Active in Legislation
Utah—being 62.8 percent Mormon in 2016—is also led by a Mormon supermajority in the Utah Legislature. The Church of Jesus Christ of Latter-Day Saints was instrumental in crafting Utah’s medical cannabis ordinance “compromise” that replaced the state’s voter-approved Proposition 2. The church initially fought valiantly against Utah’s less restrictive Proposition 2. The church only backed an especially restrictive version of the bill after numerous changes, setbacks and compromises. The restrictive nature of medical cannabis in Utah led one mother to nearly lose custody of her child after she tested positive for THC with traces of the compound from CBD products.
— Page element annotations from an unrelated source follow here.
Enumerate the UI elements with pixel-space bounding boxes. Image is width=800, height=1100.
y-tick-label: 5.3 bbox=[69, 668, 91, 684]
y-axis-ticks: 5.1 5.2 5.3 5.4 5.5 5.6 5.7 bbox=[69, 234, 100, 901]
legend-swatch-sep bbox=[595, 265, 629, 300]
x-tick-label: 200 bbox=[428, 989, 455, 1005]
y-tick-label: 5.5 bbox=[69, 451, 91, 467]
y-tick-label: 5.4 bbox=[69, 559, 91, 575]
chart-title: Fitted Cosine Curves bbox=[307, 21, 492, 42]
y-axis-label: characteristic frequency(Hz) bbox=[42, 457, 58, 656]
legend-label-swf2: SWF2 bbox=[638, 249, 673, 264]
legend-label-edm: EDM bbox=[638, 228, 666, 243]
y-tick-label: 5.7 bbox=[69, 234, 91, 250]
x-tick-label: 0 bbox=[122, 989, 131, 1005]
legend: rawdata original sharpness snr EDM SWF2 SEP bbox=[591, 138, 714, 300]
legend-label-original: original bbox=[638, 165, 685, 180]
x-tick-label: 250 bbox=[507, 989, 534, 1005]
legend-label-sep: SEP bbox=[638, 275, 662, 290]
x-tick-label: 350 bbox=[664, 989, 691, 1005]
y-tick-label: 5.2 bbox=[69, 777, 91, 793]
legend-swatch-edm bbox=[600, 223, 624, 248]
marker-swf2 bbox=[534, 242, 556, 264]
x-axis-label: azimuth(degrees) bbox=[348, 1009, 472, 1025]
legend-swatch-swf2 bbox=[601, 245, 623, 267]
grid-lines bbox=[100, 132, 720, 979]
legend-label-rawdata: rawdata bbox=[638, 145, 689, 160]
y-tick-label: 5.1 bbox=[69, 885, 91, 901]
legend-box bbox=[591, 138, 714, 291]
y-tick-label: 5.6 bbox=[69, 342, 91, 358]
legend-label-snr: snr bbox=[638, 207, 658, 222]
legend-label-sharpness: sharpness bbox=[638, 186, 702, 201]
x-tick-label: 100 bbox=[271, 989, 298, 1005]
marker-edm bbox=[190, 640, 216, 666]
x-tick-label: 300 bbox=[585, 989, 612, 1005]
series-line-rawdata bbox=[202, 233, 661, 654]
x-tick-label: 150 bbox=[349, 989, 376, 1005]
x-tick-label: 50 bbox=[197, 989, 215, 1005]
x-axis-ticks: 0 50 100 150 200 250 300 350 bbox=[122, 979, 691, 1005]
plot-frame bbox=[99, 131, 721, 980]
In addition, judges living in the state have trouble distinguishing CBD from illegal cannabis products.
In order for medical cannabis to be acceptable in the eyes of Mormon leaders, it must be prescribed by valid doctors. Vaping is also prohibited under the Word of Wisdom, according to recent clarifications.
The changes in the way Mormons view cannabis reflects a generational shift between old-school Mormons and the faith’s growing number of members who fall under Generation Z. A temple recommend is required for any Mormon to enter church temples, which are considered to be the most sacred areas, and a temple recommend will currently be denied to any member who consumes cannabis without a legitimate doctor’s recommendation.